A great majority — more than 80 percent — had not observed or received client reports of any adverse effects except for sedation.
One aspect the California bill does not address is quality standards for medical cannabis products sold for use in animals. Originally, the bill would have amended the state Medicinal and Adult-Use Cannabis Regulation and Safety Act to include veterinary use. Owing to concerns that the proposal would increase the workload of the already burdened state Bureau of Cannabis Control, Fenstermaker said, the bill subsequently was changed to amend only the state Business and Professions Code.
Fenstermaker said addressing quality control of cannabis products sold for pets is a goal for a future legislative session. She also anticipates that veterinarians might one day be authorized to recommend cannabis for their patients.
“A lot depends on research,” she said. “There’s research going on right now even with the Schedule I classification. ... We think that eventually, if it proves out that this helps animals and the treatment of animals, that yes, that [authority] should come along in the future. We just don’t know when.”

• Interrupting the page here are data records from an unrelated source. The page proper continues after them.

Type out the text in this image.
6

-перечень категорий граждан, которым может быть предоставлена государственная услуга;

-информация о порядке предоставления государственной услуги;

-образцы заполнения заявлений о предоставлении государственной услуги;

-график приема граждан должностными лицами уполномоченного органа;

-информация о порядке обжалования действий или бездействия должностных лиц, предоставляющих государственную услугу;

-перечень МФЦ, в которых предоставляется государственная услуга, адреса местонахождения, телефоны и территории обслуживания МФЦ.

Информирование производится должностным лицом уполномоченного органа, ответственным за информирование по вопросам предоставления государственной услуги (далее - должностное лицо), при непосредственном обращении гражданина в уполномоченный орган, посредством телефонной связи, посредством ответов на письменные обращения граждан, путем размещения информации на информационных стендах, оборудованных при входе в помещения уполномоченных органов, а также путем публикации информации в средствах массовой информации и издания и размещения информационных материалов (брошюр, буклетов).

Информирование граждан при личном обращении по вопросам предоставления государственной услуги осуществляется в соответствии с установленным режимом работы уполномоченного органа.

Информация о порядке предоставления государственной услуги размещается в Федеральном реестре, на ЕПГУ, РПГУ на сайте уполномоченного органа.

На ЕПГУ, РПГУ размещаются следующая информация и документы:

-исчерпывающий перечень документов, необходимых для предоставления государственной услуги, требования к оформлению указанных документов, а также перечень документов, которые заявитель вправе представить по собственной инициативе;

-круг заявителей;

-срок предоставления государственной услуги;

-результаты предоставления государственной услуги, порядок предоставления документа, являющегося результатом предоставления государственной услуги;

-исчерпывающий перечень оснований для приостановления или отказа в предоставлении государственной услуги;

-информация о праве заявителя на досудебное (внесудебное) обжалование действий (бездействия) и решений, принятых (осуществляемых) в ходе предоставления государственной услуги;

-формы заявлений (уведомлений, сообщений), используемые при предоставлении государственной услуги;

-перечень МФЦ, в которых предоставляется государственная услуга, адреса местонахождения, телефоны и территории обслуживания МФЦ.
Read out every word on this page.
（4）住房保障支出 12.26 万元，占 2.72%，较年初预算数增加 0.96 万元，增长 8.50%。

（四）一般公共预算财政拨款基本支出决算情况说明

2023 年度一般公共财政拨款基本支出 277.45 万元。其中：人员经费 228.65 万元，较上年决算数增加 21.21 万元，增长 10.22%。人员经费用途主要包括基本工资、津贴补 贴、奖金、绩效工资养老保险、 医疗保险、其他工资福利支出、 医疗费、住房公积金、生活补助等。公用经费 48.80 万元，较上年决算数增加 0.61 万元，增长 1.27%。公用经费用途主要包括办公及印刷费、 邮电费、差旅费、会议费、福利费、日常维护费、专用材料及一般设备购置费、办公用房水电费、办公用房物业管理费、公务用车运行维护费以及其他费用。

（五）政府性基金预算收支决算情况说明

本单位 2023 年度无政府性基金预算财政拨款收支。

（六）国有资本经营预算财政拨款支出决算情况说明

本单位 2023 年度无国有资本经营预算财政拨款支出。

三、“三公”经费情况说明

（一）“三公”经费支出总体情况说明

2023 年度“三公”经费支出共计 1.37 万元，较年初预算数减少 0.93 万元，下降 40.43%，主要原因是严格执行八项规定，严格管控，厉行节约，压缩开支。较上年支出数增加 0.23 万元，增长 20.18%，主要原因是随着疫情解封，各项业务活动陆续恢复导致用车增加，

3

Two scientific papers were published in July on research into the use of cannabidiol, also known as CBD, in dogs. The first, published in the Canadian Journal of Veterinary Research, examines the pharmacokinetics of a CBD product being used in a clinical trial at Colorado State University.
The second paper, published in Frontiers in Veterinary Science, describes the results of a clinical trial at Cornell University involving the use of CBD in dogs with osteoarthritis. Researchers found that the drug “can help increase comfort and activity in dogs with OA.”
Update: The Assembly approved the amended bill on Aug. 30, completing passage by the Legislature. The governor signed the bill on Sept. 27.